To read the rest of the article, including the Q&A with VP, visit Entertainment Weekly where it was originally published
Cris Collinsworth Wonders If Tom Brady Knows Broadcasting Is a Hard Job
“It’s a seven day a week job. For somebody that has reached where he’s reached in the NFL and made that kind of money, I’m honestly really surprised.”
Many in the sports media industry were surprised by the news that Tom Brady will join FOX Sports as the lead NFL analyst when he eventually decides to end his playing career. That includes the current lead analyst of NBC’s Sunday Night Football telecasts, Cris Collinsworth.
“I’m a little surprised,” he said on the latest episode of The Cris Collinsworth Podcast. “There’s no amount of money they could throw at him that would have influenced him. He’s going to still be working weekends for half the year no matter what it is.”
Collinsworth mentioned that he hears from most people and they ask him what the TV life is like when they are thinking about getting into the industry. Tom Brady was not one of those people. He hopes the GOAT knows what he is in for.
“It’s hard. I’m working on the airplane when I’m flying home from the other game. I’m working on the next game. It’s a seven day a week job. For somebody that has reached where he’s reached in the NFL and made that kind of money, I’m honestly really surprised. I guess the money now has gotten to the point where it’s of interest to everybody.”
While some might be unsure about how Brady will do in the FOX NFL booth with Kevin Burkhardt, count Collinsworth in as one of those people who think Brady will do a great job.
“I think he’ll be fantastic.
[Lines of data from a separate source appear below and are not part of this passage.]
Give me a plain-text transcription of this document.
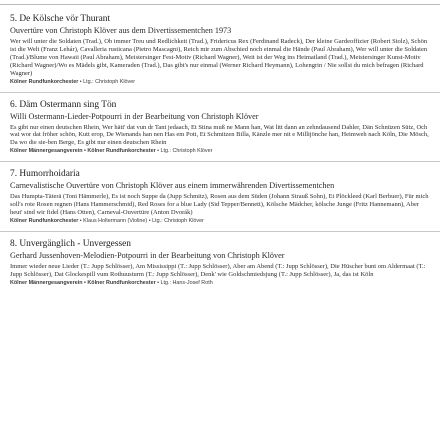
5. De Kölsche vör Thurant

Ouvertüre von Christoph Klöver aus dem Divertissementchen 1973

Wer will unter die Soldaten (Trad.), Ob immer Treu und Redlichkeit (Trad.), Fridericus Rex (Ferdinand Radeck), Der kleine Gardeoffizier (Robert Stolz), Schön ist die Welt (Franz Lehár), Cavalleria rusticana (Pietro Mascagni), Reich mir zum Abschied noch einmal die Hände (Paul Abraham), Wer will unter die Soldaten (Trad.)/Blume von Hawaii (Paul Abraham), Meistersinger Fest-Motiv (Richard Wagner), Weit ist der Weg ins Heimatland (Trad.), Meistersinger Kunst-Motiv (Richard Wagner)/Wo es Mädels gibt, Kameraden (Trad.), Das gibt's nur einmal (Werner Richard Heymann), Lohengrin / Nie sollst du mich befragen (Richard Wagner)

Kölner Rundfunkorchester • Ltg.: Christoph Klöver

6. Däm Ostermann sing Tön

Willi Ostermann-Lieder-Potpourri in der Bearbeitung von Christoph Klöver

Es gibt nur einen deutschen Rhein, Wer hätt' dat vun dr Tant jedaach, Et Stina muß ne Mann han, Wat litt dann an zehndausend Dahler, Dän Schnüzen Sütz, Och wat wor dat fröher schön, Kutt erop, De Wienands han nen Has em Pott, Et Schmitzen Billa, Känzle mer nit e Millijönche han, Heimweh nach Köln, Die Mösch, Da wo die sie-ben Berge, Es gibt nur einen deutschen Rhein

Kölner Männergesangverein • Kölner Rundfunkorchester • Ltg.: Christoph Klöver

7. Humorrhoidaria

Carnevalistische Ouvertüre von Christoph Klöver aus einem immerwährenden Divertissementchen

Das Humpta-Täterä (Toni Hämmerle), Es ist noch Suppe da (Jupp Schmitz), Rosen aus dem Süden (Johann Strauß Sohn), Et Plöckleed (Karl Berbuer), Für mich soll's rote Rosen regnen (Hans Hammerschmid), Red Roses for a blue Lady (Sid Tepper/Bennett), Kölsche Mädcher, kölsche Junge (Fritz Hannemann), Aber heut' sind wir fidel (Hans Otten), Carneval-Ouvertüre (Anton Dvorák)

Kölner Rundfunkorchester • Klaus Holtermann (Violine) • Ltg.: Christoph Klöver

8. Unvergänglich - Unvergessen

Gerhard Jussenhoven-Melodien-Potpourri in der Bearbeitung von Christoph Klöver

Immer wieder neue Lieder (T.: Jupp Schlösser), Am Mississippi (T.: Jupp Schlösser), Aber am Abend (T.: Jupp Schlösser), Die Hüscher bunt om Aldermaat (T.: Jupp Schlösser), Dat Glockespill vum Rothuusturm (T.: Jupp Schlösser), Denk' wie Goldschmiedsjung (T.: Jupp Schlösser), Ja, das ist Köln

Kölner Männergesangverein • Kölner Rundfunkorchester • Ltg.: Hans-Josef Roth
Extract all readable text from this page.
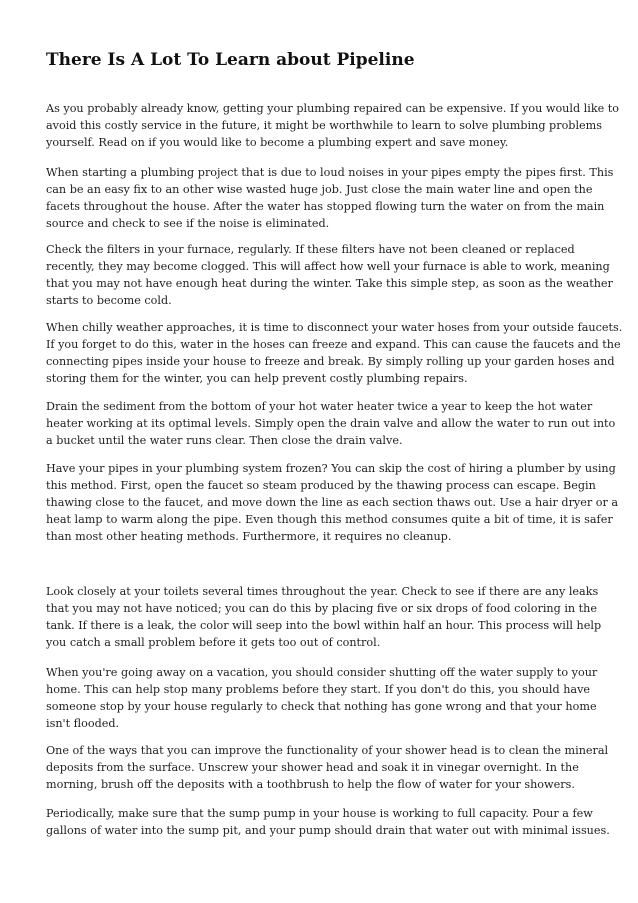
There Is A Lot To Learn about Pipeline

As you probably already know, getting your plumbing repaired can be expensive. If you would like to
avoid this costly service in the future, it might be worthwhile to learn to solve plumbing problems
yourself. Read on if you would like to become a plumbing expert and save money.

When starting a plumbing project that is due to loud noises in your pipes empty the pipes first. This
can be an easy fix to an other wise wasted huge job. Just close the main water line and open the
facets throughout the house. After the water has stopped flowing turn the water on from the main
source and check to see if the noise is eliminated.

Check the filters in your furnace, regularly. If these filters have not been cleaned or replaced
recently, they may become clogged. This will affect how well your furnace is able to work, meaning
that you may not have enough heat during the winter. Take this simple step, as soon as the weather
starts to become cold.

When chilly weather approaches, it is time to disconnect your water hoses from your outside faucets.
If you forget to do this, water in the hoses can freeze and expand. This can cause the faucets and the
connecting pipes inside your house to freeze and break. By simply rolling up your garden hoses and
storing them for the winter, you can help prevent costly plumbing repairs.

Drain the sediment from the bottom of your hot water heater twice a year to keep the hot water
heater working at its optimal levels. Simply open the drain valve and allow the water to run out into
a bucket until the water runs clear. Then close the drain valve.

Have your pipes in your plumbing system frozen? You can skip the cost of hiring a plumber by using
this method. First, open the faucet so steam produced by the thawing process can escape. Begin
thawing close to the faucet, and move down the line as each section thaws out. Use a hair dryer or a
heat lamp to warm along the pipe. Even though this method consumes quite a bit of time, it is safer
than most other heating methods. Furthermore, it requires no cleanup.

Look closely at your toilets several times throughout the year. Check to see if there are any leaks
that you may not have noticed; you can do this by placing five or six drops of food coloring in the
tank. If there is a leak, the color will seep into the bowl within half an hour. This process will help
you catch a small problem before it gets too out of control.

When you're going away on a vacation, you should consider shutting off the water supply to your
home. This can help stop many problems before they start. If you don't do this, you should have
someone stop by your house regularly to check that nothing has gone wrong and that your home
isn't flooded.

One of the ways that you can improve the functionality of your shower head is to clean the mineral
deposits from the surface. Unscrew your shower head and soak it in vinegar overnight. In the
morning, brush off the deposits with a toothbrush to help the flow of water for your showers.

Periodically, make sure that the sump pump in your house is working to full capacity. Pour a few
gallons of water into the sump pit, and your pump should drain that water out with minimal issues.
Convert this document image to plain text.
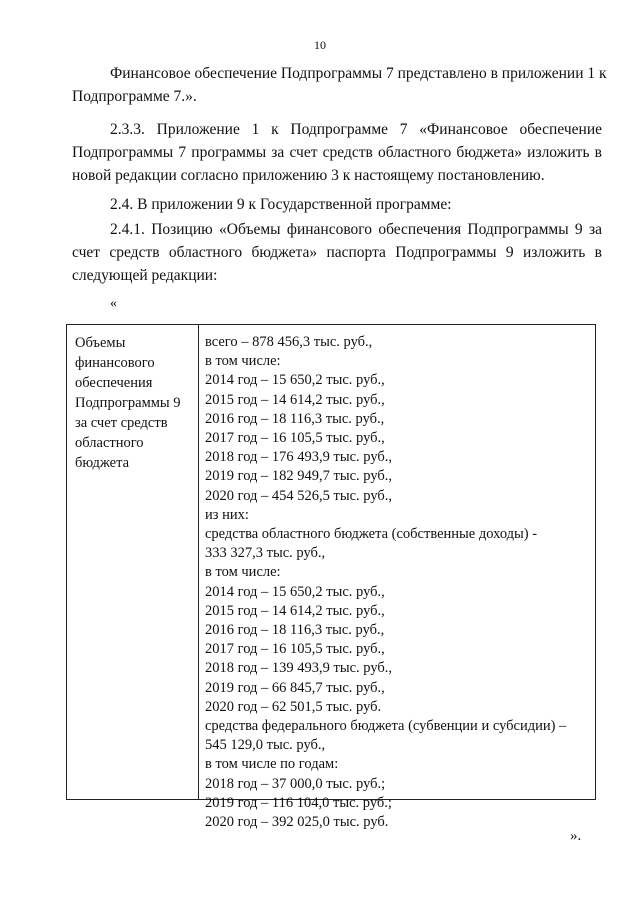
10
Финансовое обеспечение Подпрограммы 7 представлено в приложении 1 к
Подпрограмме 7.».
2.3.3. Приложение 1 к Подпрограмме 7 «Финансовое обеспечение Подпрограммы 7 программы за счет средств областного бюджета» изложить в новой редакции согласно приложению 3 к настоящему постановлению.
2.4. В приложении 9 к Государственной программе:
2.4.1. Позицию «Объемы финансового обеспечения Подпрограммы 9 за счет средств областного бюджета» паспорта Подпрограммы 9 изложить в следующей редакции:
«
Объемы
финансового
обеспечения
Подпрограммы 9
за счет средств
областного
бюджета
всего – 878 456,3 тыс. руб.,
в том числе:
2014 год – 15 650,2 тыс. руб.,
2015 год – 14 614,2 тыс. руб.,
2016 год – 18 116,3 тыс. руб.,
2017 год – 16 105,5 тыс. руб.,
2018 год – 176 493,9 тыс. руб.,
2019 год – 182 949,7 тыс. руб.,
2020 год – 454 526,5 тыс. руб.,
из них:
средства областного бюджета (собственные доходы) -
333 327,3 тыс. руб.,
в том числе:
2014 год – 15 650,2 тыс. руб.,
2015 год – 14 614,2 тыс. руб.,
2016 год – 18 116,3 тыс. руб.,
2017 год – 16 105,5 тыс. руб.,
2018 год – 139 493,9 тыс. руб.,
2019 год – 66 845,7 тыс. руб.,
2020 год – 62 501,5 тыс. руб.
средства федерального бюджета (субвенции и субсидии) –
545 129,0 тыс. руб.,
в том числе по годам:
2018 год – 37 000,0 тыс. руб.;
2019 год – 116 104,0 тыс. руб.;
2020 год – 392 025,0 тыс. руб.
».
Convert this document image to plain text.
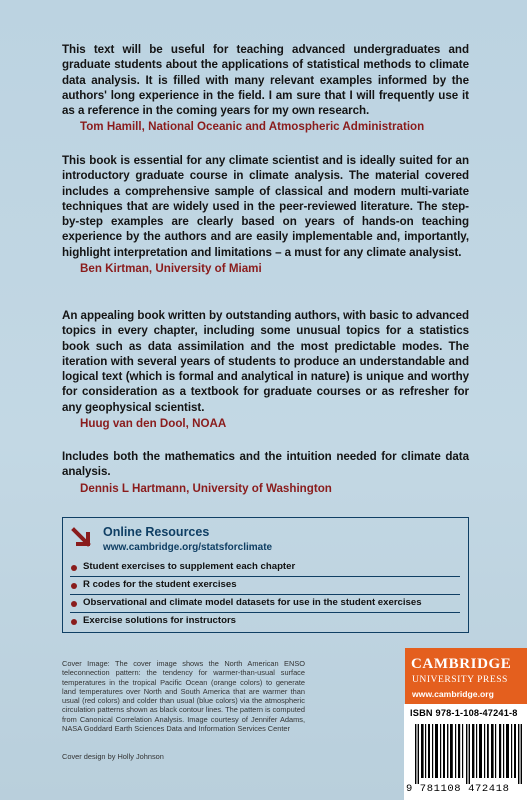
This text will be useful for teaching advanced undergraduates and graduate students about the applications of statistical methods to climate data analysis. It is filled with many relevant examples informed by the authors' long experience in the field. I am sure that I will frequently use it as a reference in the coming years for my own research.

Tom Hamill, National Oceanic and Atmospheric Administration

This book is essential for any climate scientist and is ideally suited for an introductory graduate course in climate analysis. The material covered includes a comprehensive sample of classical and modern multi-variate techniques that are widely used in the peer-reviewed literature. The step-by-step examples are clearly based on years of hands-on teaching experience by the authors and are easily implementable and, importantly, highlight interpretation and limitations – a must for any climate analysist.

Ben Kirtman, University of Miami

An appealing book written by outstanding authors, with basic to advanced topics in every chapter, including some unusual topics for a statistics book such as data assimilation and the most predictable modes. The iteration with several years of students to produce an understandable and logical text (which is formal and analytical in nature) is unique and worthy for consideration as a textbook for graduate courses or as refresher for any geophysical scientist.

Huug van den Dool, NOAA

Includes both the mathematics and the intuition needed for climate data analysis.

Dennis L Hartmann, University of Washington
Online Resources
www.cambridge.org/statsforclimate
Student exercises to supplement each chapter
R codes for the student exercises
Observational and climate model datasets for use in the student exercises
Exercise solutions for instructors
Cover Image: The cover image shows the North American ENSO teleconnection pattern: the tendency for warmer-than-usual surface temperatures in the tropical Pacific Ocean (orange colors) to generate land temperatures over North and South America that are warmer than usual (red colors) and colder than usual (blue colors) via the atmospheric circulation patterns shown as black contour lines. The pattern is computed from Canonical Correlation Analysis. Image courtesy of Jennifer Adams, NASA Goddard Earth Sciences Data and Information Services Center
Cover design by Holly Johnson
CAMBRIDGE
UNIVERSITY PRESS
www.cambridge.org
ISBN 978-1-108-47241-8
9 781108 472418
Every conversation I have ever had with him about the game of football, you always go oh, I didn’t know. He’s always been pretty open and honest with us. He has a real personal side to the game…He’s got it all, but I’ve got to say I am surprised.”
Sunday Night Baseball Viewership Up On ESPN
“Telecasts are averaging 1.73 million viewers.”
The first month of the 2022 MLB regular season has concluded and ESPN is celebrating an uptick in viewership for Sunday Night Baseball.
The network announced on Tuesday that viewership for Sunday Night Baseball is up 4% compared to this time last year. In addition to that, compared to the 2020 full season average, ratings are up 40%.
Telecasts are averaging 1.73 million viewers. The Dodgers/Cubs game on May 8 averaged 1.781 million and peaked at over 2.1 million viewers during the 8-8:15 p.m. window.
Karl Ravech, Eduardo Perez and David Cone comprise the Sunday Night Baseball broadcast booth, with Buster Olney contributing reports.
Nickelodeon Gets Christmas Day NFL Game
“This will be the network’s first regular season game.”
The NFL’s Christmas triple header will include a little slime this year. The afternoon game between the Super Bowl champion Los Angeles Rams and Denver Broncos will be simulcast on CBS and Nickelodeon.
Nickelodeon has ramped up its NFL presence each year since 2020. The network has aired a kid-friendly broadcast of a Wild Card Round playoff game each of the last two seasons. Last year’s tile between the 49ers and Cowboys drew an audience of 41 million.
Before the start of last season, the studio show NFL Slimetime debuted. This will be the network’s first regular season game.
Kickoff is set for 4:30 pm Eastern on Christmas Day. No details of what Nickelodeon’s coverage may include are available yet. Nate Burleson, Noah Eagle and Nickelodeon star Gabrielle Nevaeh Green have been on the call of the network’s previous NFL broadcasts.